Now, I’ll let you in on a dirty secret in software startups from someone who’s seen them firsthand on the ground: it isn’t that easy to pivot even there. Caffeine-fueled, overnight complete pivots for anything but the earliest-stage software startups (who seem to have no technical debt and can instantly rewrite everything) are mainly the province of dramatization that is about as realistic as the 1990s movie Hackers.
That being said, it is much easier than any area within deep tech with branches that reach into the world of atoms (electrical, mechanical, chemical, or even biological). And what is much, much easier and is a true, massive advantage is iteration and refinement. Good luck delivering iterations of new molecules to your customer as a synthetic biology startup three to five times every day.
Shoot your shot—with forethought
Given that a deep tech startup can’t constantly refine and iterate, you’ll need to put a lot more thought into your product-market fit, your business model, and everything else ahead of time. You’ll need to do enough work to really understand your market (and ideally partner with investors and advisors that also know your market).

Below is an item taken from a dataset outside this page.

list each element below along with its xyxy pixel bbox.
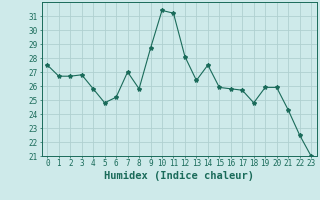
X-axis label: Humidex (Indice chaleur): Humidex (Indice chaleur): [104, 171, 254, 181]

In software, that level of theory-crafting is a waste of time. You might as well build, deploy, and see what happens. The data you’ll gather will be far more valuable, and if you iterate faster with contact with the real market, you’ll be able to out-evolve your competition.
In deep tech, you can’t do that. On the bright side, neither can your competitors. Will this mean that your product will ultimately be “imperfect” relative to some imaginary world where you could iterate like software? Yes, of course, but we have to deal with the world as it is, versus how we might wish it works.
That being said, one rewarding part of doing a deep tech startup—and one that typically deals with atoms vs bits—is when you do find the product-market fit, there is no real question about its impact. It’s always hard to perfectly quantify or visualize the impact of some SaaS tool or purely software product (even if the impact is huge). It’s not hard to understand how most deep tech startups can impact productivity since they mostly operate in the real world.